In principle, the function is fairly simple: if the current type is equivalent to a quantified type, we return the corresponding “fresh” type. If, on the other hand, the type represents a function, we perform a substitution in the function’s input and output types. This method avoids creating new types where possible; a new type is only created if a function’s input or output type is changed by a substitution (in which case, the function itself is changed by the substitution). In all other cases, substitution won’t do anything, so we just return the original type.

Now it is a bit more clear why we saw instantiate in a code snippet some time ago; to compute a monotype for a variable reference, we must take into account the possibility that the variable has a polymorphic type, which needs to be specialized (potentially differently in every occurrence of the variable).

When talking about our new typechecking algorithm, we mentioned using Gen to sprinkle polymorphism into our program. If it can, Gen will add free variables in a type to the “forall” quantifier at the front, making that type polymorphic. We implement this using a new generalize method added to the type_env, which (as per convention) generalizes the type of a given variable as much as possible:

31
32
33
34
35
36
37
38
39
40
41
void type_env::generalize(const std::string& name, type_mgr& mgr) {
    auto names_it = names.find(name);
    if(names_it == names.end()) throw 0;
    if(names_it->second->forall.size() > 0) throw 0;

    std::set<std::string> free_variables;
    mgr.find_free(names_it->second->monotype, free_variables);
    for(auto& free : free_variables) {
        names_it->second->forall.push_back(free);
    }
}

For now, we disallow types to be generalized twice, and we naturally disallow generalizing types of nonexistent variables. If neither of those things occurs, we find all the free variables in the variable’s current type using a new method called type_mgr::find_free, and put them into the “forall” quantifier. type_mgr::find_free is implemented as follows:

138
139
140
141
142
143
144
145
146
147
148
void type_mgr::find_free(const type_ptr& t, std::set<std::string>& into) const {
    type_var* var;
    type_ptr resolved = resolve(t, var);

    if(var) {
        into.insert(var->name);
    } else if(type_arr* arr = dynamic_cast<type_arr*>(resolved.get())) {
        find_free(arr->left, into);
        find_free(arr->right, into);
    }
}

The above code is fairly straightforward; if a type is a variable that is not yet bound to anything, it is free; if the type is a function, we search for free variables in its input and output types; otherwise, the type has no free variables.

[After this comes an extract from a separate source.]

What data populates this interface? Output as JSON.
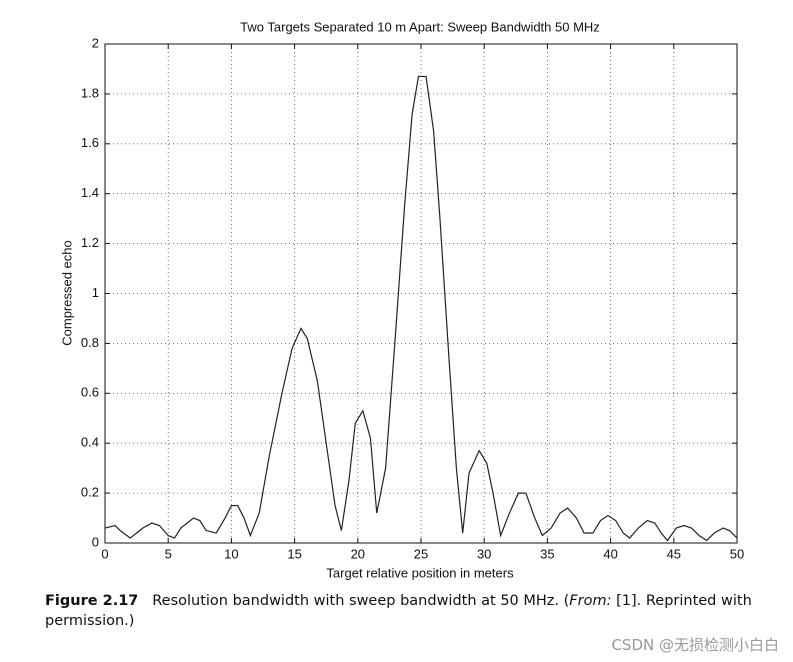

Finally, we have made the necessary changes. Let’s test it out with the example from the beginning:

data Bool = { True, False }
defn if c t e = {
    case c of {
        True -> { t }
        False -> { e }
    }
}
defn main = { if (if True False True) 11 3 }

Running it, we get the output:

3

Hooray!

While this is a major success, we are not yet done. Although our functions can now have polymorphic types, the same cannot be said for our data types! We want to have lists of integers and lists of booleans, without having to duplicate any code! While this also falls into the category of polymorphism, this post has already gotten very long, and we will return to it in part 11. Once we’re done with that, I still intend to go over let/in expressions, lambda functions, and Input/Output together with strings.